En Sierra Leone, où les autorités ont décrété un confinement général de la population pendant trois jours, de vendredi à dimanche, les habitants de la capitale, Freetown, se pressaient pour faire des provisions de denrées de base: huile, riz, pommes de terre et manioc, provoquant des embouteillages.

L'économie était touchée dans la plupart des secteurs, le ministère du Tourisme faisant état d'une «chute de 50% à 10% du taux de  fréquentation hôtelière depuis l'épidémie».

La Banque mondiale s'inquiète du «facteur peur» provoqué par Ebola, soulignant que «l'impact économique le plus important de la crise ne résulte pas de ses coûts directs (mortalité, morbidité, soins de santé, pertes des jours de travail) mais de réactions de répulsion alimentées par la peur de la contagion».

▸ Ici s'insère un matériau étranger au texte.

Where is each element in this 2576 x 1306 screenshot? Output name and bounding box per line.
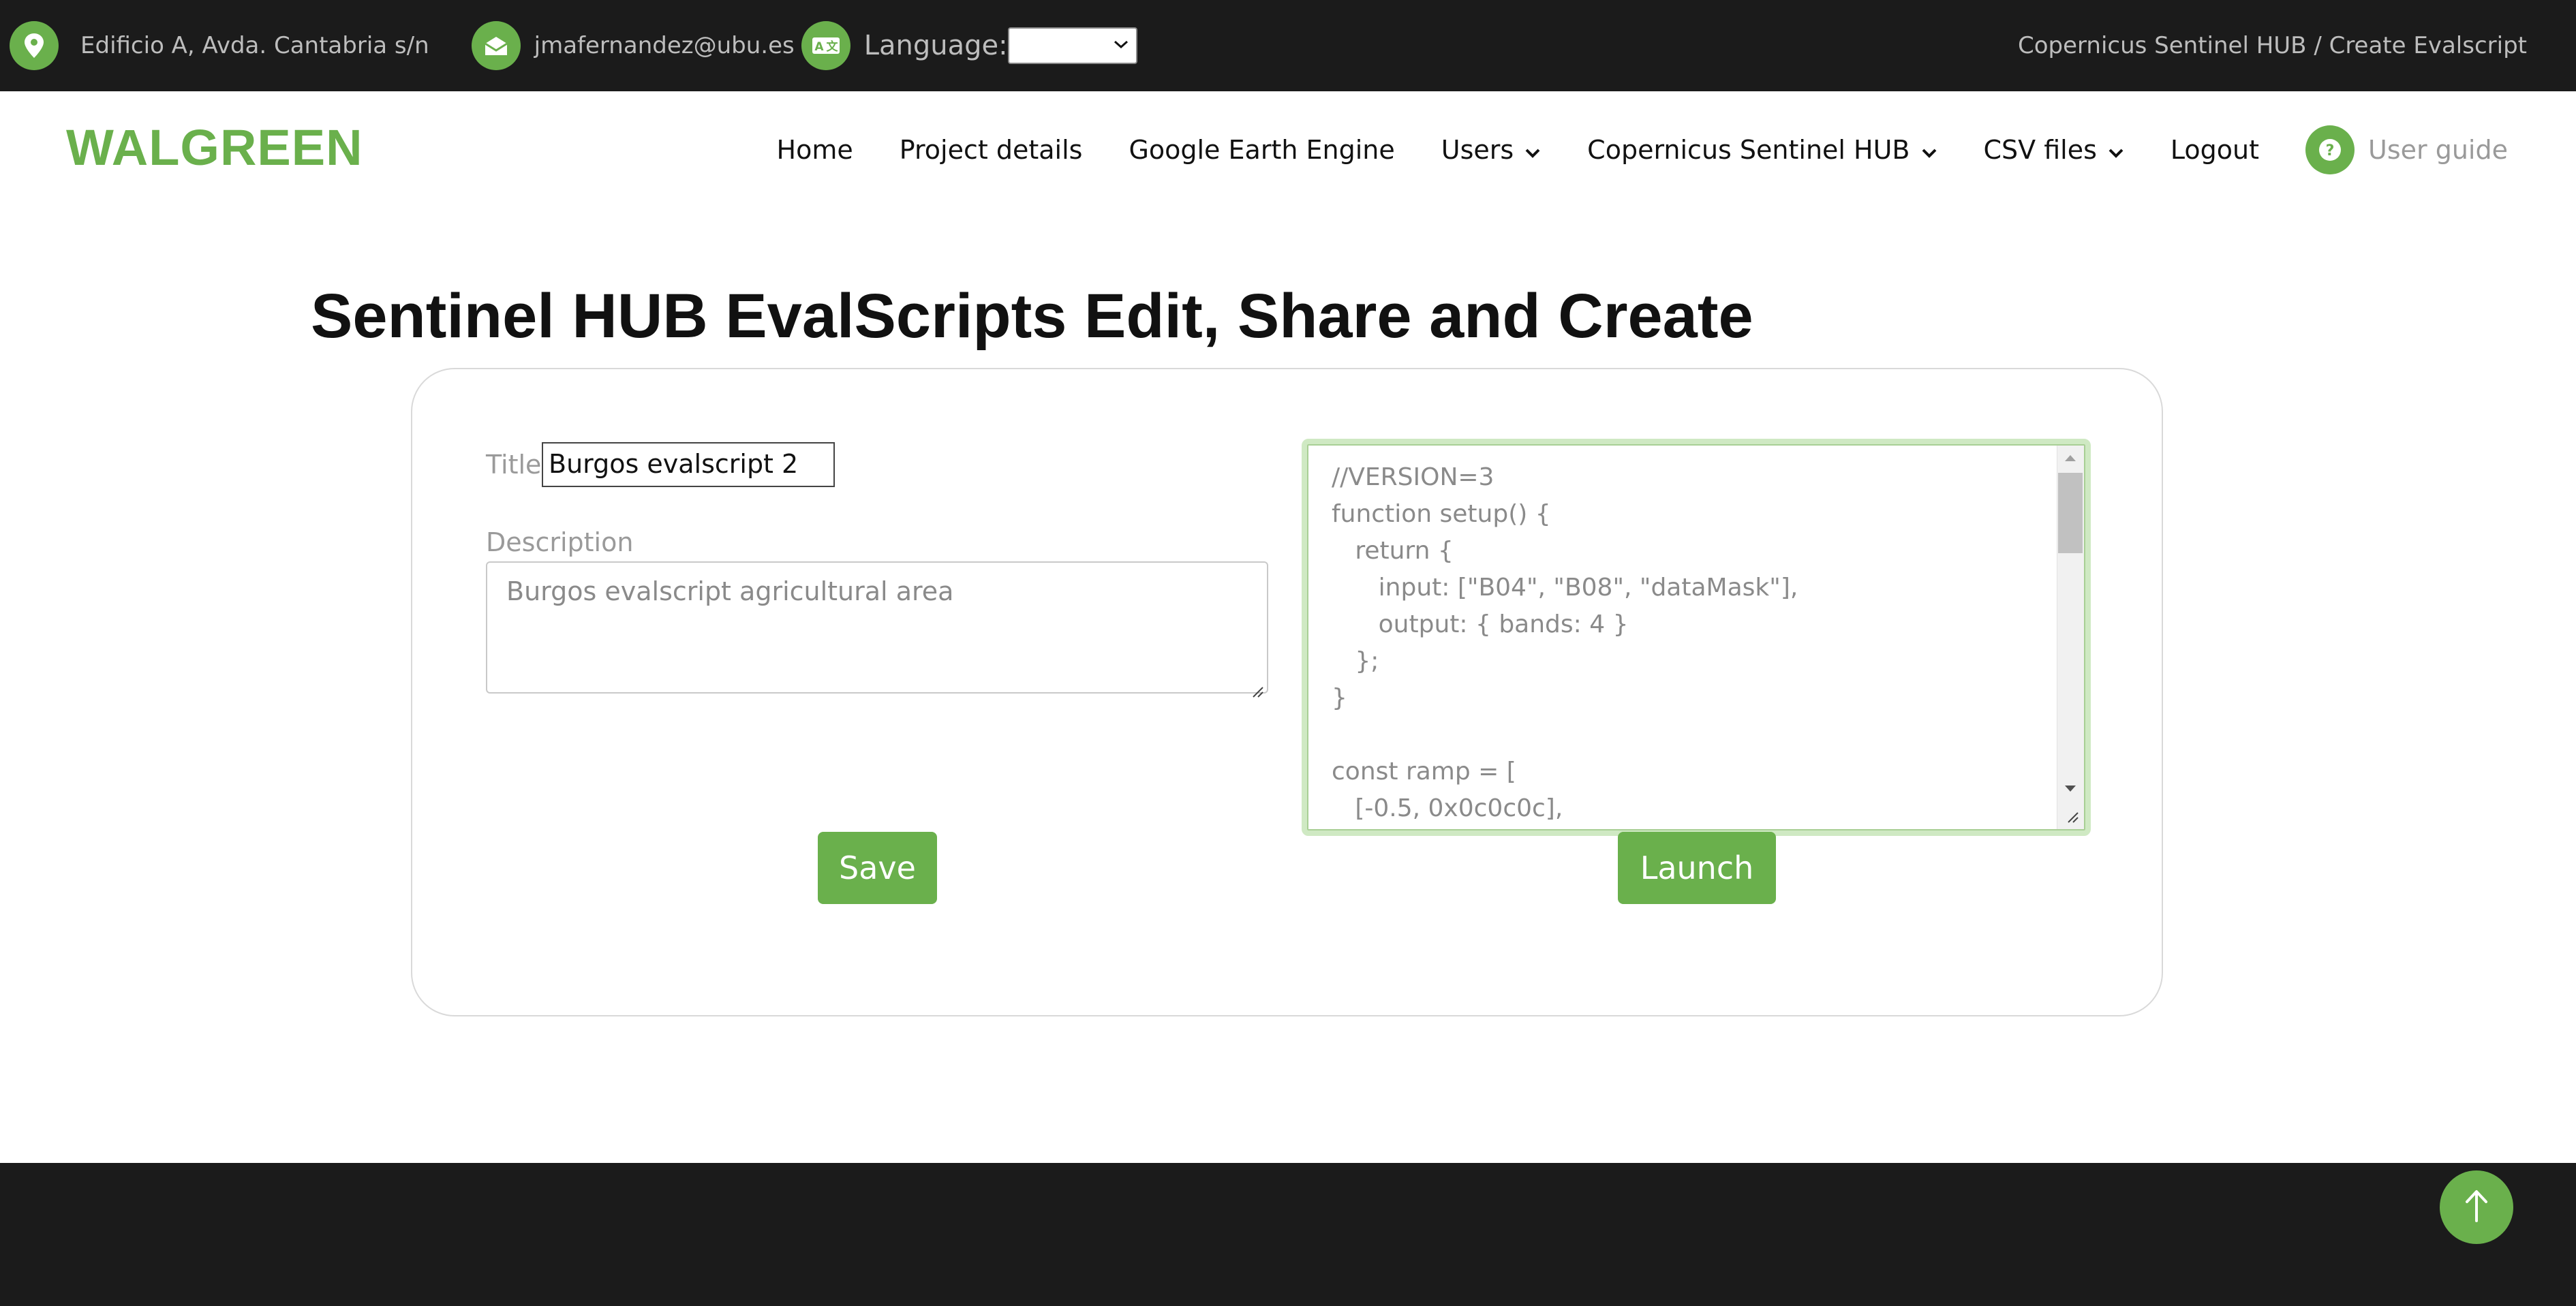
nav-item-project-details[interactable]: Project details: [900, 135, 1083, 165]
description-label: Description: [486, 527, 634, 557]
nav-item-csv-files[interactable]: CSV files: [1984, 135, 2124, 165]
save-button[interactable]: Save: [818, 832, 937, 904]
svg-text:?: ?: [2326, 142, 2335, 159]
nav-item-label: Logout: [2170, 135, 2260, 165]
evalscript-code-editor[interactable]: //VERSION=3 function setup() { return { …: [1302, 439, 2091, 836]
main-navbar: WALGREEN Home Project details Google Ear…: [0, 91, 2576, 208]
nav-item-label: Home: [776, 135, 853, 165]
top-info-bar: Edificio A, Avda. Cantabria s/n jmaferna…: [0, 0, 2576, 91]
title-input[interactable]: Burgos evalscript 2: [542, 442, 835, 487]
scrollbar-thumb[interactable]: [2058, 473, 2083, 553]
email-link[interactable]: jmafernandez@ubu.es: [534, 32, 795, 59]
chevron-down-icon: [1524, 135, 1541, 165]
description-text: Burgos evalscript agricultural area: [506, 576, 954, 606]
page-title: Sentinel HUB EvalScripts Edit, Share and…: [311, 281, 1753, 351]
scroll-up-arrow-icon[interactable]: [2064, 452, 2077, 465]
page-footer: [0, 1163, 2576, 1306]
envelope-icon: [471, 21, 521, 70]
nav-item-label: Project details: [899, 135, 1083, 165]
question-icon: ?: [2305, 125, 2355, 174]
nav-item-label: CSV files: [1983, 135, 2097, 165]
scroll-to-top-button[interactable]: [2440, 1170, 2513, 1244]
language-label: Language:: [863, 30, 1008, 61]
nav-item-users[interactable]: Users: [1441, 135, 1541, 165]
language-select[interactable]: [1007, 27, 1137, 64]
code-editor-frame: //VERSION=3 function setup() { return { …: [1307, 444, 2085, 830]
map-pin-icon: [10, 21, 59, 70]
site-logo[interactable]: WALGREEN: [66, 119, 363, 176]
chevron-down-icon: [1113, 39, 1129, 52]
launch-button[interactable]: Launch: [1618, 832, 1776, 904]
user-guide-link[interactable]: ? User guide: [2305, 125, 2508, 174]
scroll-down-arrow-icon[interactable]: [2064, 783, 2077, 796]
resize-grip-icon[interactable]: [2064, 809, 2079, 826]
code-scrollbar[interactable]: [2057, 446, 2084, 829]
nav-item-label: Users: [1441, 135, 1514, 165]
breadcrumb-text: Copernicus Sentinel HUB / Create Evalscr…: [2018, 32, 2527, 59]
chevron-down-icon: [2108, 135, 2124, 165]
nav-item-label: Google Earth Engine: [1129, 135, 1395, 165]
chevron-down-icon: [1921, 135, 1937, 165]
code-text: //VERSION=3 function setup() { return { …: [1332, 463, 1798, 822]
nav-item-label: Copernicus Sentinel HUB: [1587, 135, 1910, 165]
translate-icon: A文: [801, 21, 850, 70]
user-guide-label: User guide: [2368, 135, 2508, 165]
nav-item-copernicus-sentinel-hub[interactable]: Copernicus Sentinel HUB: [1587, 135, 1937, 165]
nav-item-google-earth-engine[interactable]: Google Earth Engine: [1129, 135, 1394, 165]
address-text: Edificio A, Avda. Cantabria s/n: [80, 32, 429, 59]
resize-grip-icon[interactable]: [1249, 674, 1264, 698]
nav-menu: Home Project details Google Earth Engine…: [731, 91, 2508, 208]
nav-item-logout[interactable]: Logout: [2171, 135, 2259, 165]
breadcrumb: Copernicus Sentinel HUB / Create Evalscr…: [2018, 0, 2527, 91]
nav-item-home[interactable]: Home: [777, 135, 853, 165]
title-label: Title: [486, 450, 542, 480]
description-textarea[interactable]: Burgos evalscript agricultural area: [486, 561, 1268, 698]
arrow-up-icon: [2463, 1188, 2490, 1226]
svg-text:A: A: [814, 40, 824, 54]
svg-text:文: 文: [826, 40, 838, 54]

«Si le virus continue de se propager dans les trois pays les plus durement affectés, son impact économique pourrait être multiplié par huit, infligeant un choc catastrophique à des États déjà fragiles», indique un rapport de l'institution.

Dans ce scénario catastrophe, la croissance économique chuterait l'année prochaine de 11,7 points de pourcentage au Liberia et de 8,9 points en Sierra Leone, au risque de faire plonger ces deux pays pauvres en récession.

Dans ce contexte sombre, la principale lueur d'espoir venait de la recherche médicale, dont les efforts en vue d'un vaccin opérationnel d'ici la fin de l'année, à destination initialement des professionnels de santé, semblaient progresser.

Une équipe de chercheurs de l'université britannique d'Oxford a lancé mercredi un essai clinique sur 60 personnes de ce vaccin également testé aux États-Unis sur une poignée de volontaires, qui n'ont pas présenté de réaction négative.

Selon l'un de ces chercheurs, Edward Wright, de l'Université de Westminster, «le virus se reproduit si rapidement que le corps n'est pas en mesure de générer suffisamment d'anticorps pour bloquer ou inhiber l'infection avant qu'elle ne prenne racine».

«En administrant ce vaccin, nous espérons pouvoir stimuler la production des anticorps avant qu'ils soient infectés, afin qu'ils puissent se défendre», a-t-il expliqué sur la radio BBC.